We initially screened all of the newly synthesized inhibitors for activity against a number of human SENPs. Humans have six SENPs that are responsible for both iso- and endo-peptidase processing of four human SUMO proteins. While the exact biological roles of each SENP are not well defined, each has different levels of iso and endo-peptidase activity as well as different specificities for the various hSUMOs (Mikolajczyk, et al., 2007). Because the original Pro-SUMO processing assay is rather tedious and not suitable for use with large numbers of compounds, we decided to screen our libraries using fluorogenic substrates that could be analyzed using a simple plate reader assay. We used the coumarin-based substrates, Ac-QTGG-AFC for hSENPs 1, 2 and 5 and Ac-LRGG-AFC for hSENPs 6 and 7 (Drag, et al., 2008). Human SENP3 was not screened in this assay due to low solubility and poor activity of the recombinant enzyme. Because we had a large number of initial compounds and needed to perform the assay in triplicate, we initially used a single, high concentration of each compound to pre-incubate with the enzyme for one hour followed by measurement of the residual activity using the reporter substrates. From this data, we could determine relative inhibitor potency by comparing percent inhibition of the target protease for each of the library compounds (see Figure S1 and S2). The results of the screens for both the aza-epoxide and AOMK libraries against all five hSENPs could then be plotted as a heat map that allows easy comparison of the complete data set (Figure 4).

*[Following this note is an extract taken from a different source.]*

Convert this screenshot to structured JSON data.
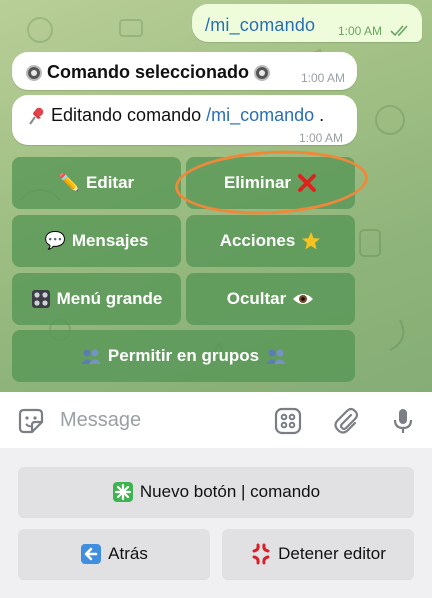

From the SAR data set we observed several general trends that could be used in our efforts to identify the most optimal inhibitors for conversion to ABPs. Firstly, we found that conversion of the terminal acid of VEA260 to an amide resulted in a significant loss in overall activity of the compounds (compare VEA260 to VEA389). Since all of our aza-epoxides were synthesized using the solid phase method that resulted in the generation of a terminal amide, they were all either equal or less potent than the original lead compounds. Interestingly, VEA422, which contains a P3 aspartic acid showed similar potency to the parent VEA260 suggesting that a negative charge in this general region may be important for target binding. We also found that several of the most potent aza-epoxides contained a threonine residue in either the P2 or P3 positions. This suggests that there may be key binding interaction with the enzyme at the S3 pocket that normally binds the P3 threonine of the native SUMO substrate.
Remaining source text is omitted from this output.